Some banks have prioritized existing customers in processing the loans. But Petralia said that won't be the case with Kabbage.
"That is happening with some large institutions. The reason behind that is not because they're trying to be jerks or favor their own customers, it’s because it's really hard to verify business identity," she said. "One of the biggest risks we have in this program is fraud because whenever there's a crisis, the bad guys are always out in force."
Petralia said many banks are not set up to handle the demand for loans brought on by the crisis and are limiting the loans to existing borrowers who have already gone through the required know-your-customer identity checks.
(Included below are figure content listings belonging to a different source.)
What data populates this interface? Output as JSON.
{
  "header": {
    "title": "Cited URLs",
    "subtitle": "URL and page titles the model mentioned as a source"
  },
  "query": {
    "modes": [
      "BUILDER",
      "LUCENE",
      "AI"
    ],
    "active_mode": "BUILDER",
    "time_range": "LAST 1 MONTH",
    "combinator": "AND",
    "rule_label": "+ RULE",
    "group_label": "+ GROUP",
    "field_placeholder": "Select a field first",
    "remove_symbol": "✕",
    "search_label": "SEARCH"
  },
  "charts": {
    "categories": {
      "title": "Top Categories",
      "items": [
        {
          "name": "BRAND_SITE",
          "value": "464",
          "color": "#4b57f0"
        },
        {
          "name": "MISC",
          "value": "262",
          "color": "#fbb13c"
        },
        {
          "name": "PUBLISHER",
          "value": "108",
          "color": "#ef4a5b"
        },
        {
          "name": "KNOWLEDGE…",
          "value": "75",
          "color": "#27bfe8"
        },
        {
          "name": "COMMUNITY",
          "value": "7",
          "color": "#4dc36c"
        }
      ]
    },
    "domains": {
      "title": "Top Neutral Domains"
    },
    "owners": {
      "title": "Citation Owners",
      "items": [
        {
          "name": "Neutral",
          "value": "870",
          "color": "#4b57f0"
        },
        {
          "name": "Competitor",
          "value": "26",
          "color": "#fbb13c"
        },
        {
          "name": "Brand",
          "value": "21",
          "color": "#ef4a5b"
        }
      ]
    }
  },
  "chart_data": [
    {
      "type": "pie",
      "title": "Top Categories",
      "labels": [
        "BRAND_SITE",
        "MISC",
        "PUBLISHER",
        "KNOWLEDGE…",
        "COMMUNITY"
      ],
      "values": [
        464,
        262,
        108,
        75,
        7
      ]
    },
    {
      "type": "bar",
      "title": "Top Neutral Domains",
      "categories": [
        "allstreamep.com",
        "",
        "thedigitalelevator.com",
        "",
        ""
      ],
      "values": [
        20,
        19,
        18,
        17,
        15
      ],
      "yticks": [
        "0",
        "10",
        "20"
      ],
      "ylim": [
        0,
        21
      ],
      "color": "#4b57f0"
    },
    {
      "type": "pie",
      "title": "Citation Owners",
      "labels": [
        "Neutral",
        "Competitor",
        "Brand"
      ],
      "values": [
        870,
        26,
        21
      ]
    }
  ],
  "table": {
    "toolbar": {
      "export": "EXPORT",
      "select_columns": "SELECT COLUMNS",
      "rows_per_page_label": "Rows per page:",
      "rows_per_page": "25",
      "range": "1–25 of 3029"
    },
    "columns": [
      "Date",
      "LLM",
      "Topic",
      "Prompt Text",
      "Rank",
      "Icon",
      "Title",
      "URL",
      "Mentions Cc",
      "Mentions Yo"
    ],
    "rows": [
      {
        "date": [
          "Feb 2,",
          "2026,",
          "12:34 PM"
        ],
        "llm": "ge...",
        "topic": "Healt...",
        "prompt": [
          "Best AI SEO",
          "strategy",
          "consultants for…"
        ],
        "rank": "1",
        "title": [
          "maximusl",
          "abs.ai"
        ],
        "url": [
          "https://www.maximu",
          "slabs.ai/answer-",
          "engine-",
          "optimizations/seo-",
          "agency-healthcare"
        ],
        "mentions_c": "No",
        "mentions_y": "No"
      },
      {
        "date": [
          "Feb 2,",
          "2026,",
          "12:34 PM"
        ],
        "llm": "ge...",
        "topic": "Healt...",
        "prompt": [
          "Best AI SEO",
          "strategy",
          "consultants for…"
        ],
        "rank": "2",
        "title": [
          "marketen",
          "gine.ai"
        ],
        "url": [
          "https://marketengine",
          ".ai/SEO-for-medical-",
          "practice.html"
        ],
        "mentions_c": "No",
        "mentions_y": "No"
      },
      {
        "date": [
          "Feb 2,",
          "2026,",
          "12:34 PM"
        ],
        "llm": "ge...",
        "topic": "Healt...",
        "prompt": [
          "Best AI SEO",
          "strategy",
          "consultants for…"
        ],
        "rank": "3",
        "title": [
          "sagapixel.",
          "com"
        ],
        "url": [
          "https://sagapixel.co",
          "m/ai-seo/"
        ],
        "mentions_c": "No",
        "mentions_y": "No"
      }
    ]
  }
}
"A lot of these banks always relied on manual processes and interviews in the bank branch, and we're in this really extraordinary time where nobody's going into any bank branch," Bernardini said. "Everything has to be online, everything has to be digital. And that's something we've been specializing in over the past 10 years."
More to come
Treasury Secretary Steven Mnuchin asked Congress for an additional $250 billion for the PPP program Tuesday, and Senate Majority Leader Mitch McConnell, R-KY, said he hoped to pass the cash infusion through the Senate on Thursday, according to The Washington Post.
Rubio has also requested the program be replenished with additional funds.
"The fear that #PPP will run out of money is creating tremendous anxiety among #SmallBusiness," he tweeted Tuesday. "We have days, NOT weeks to address this."
Petralia said she is hopeful the additional funds will be approved, adding that the fintech is capable of processing billions of dollars.
"We can serve hundreds of thousands of small businesses to the tune of many billions of dollars, measured in tens of billions, not single billions," she said.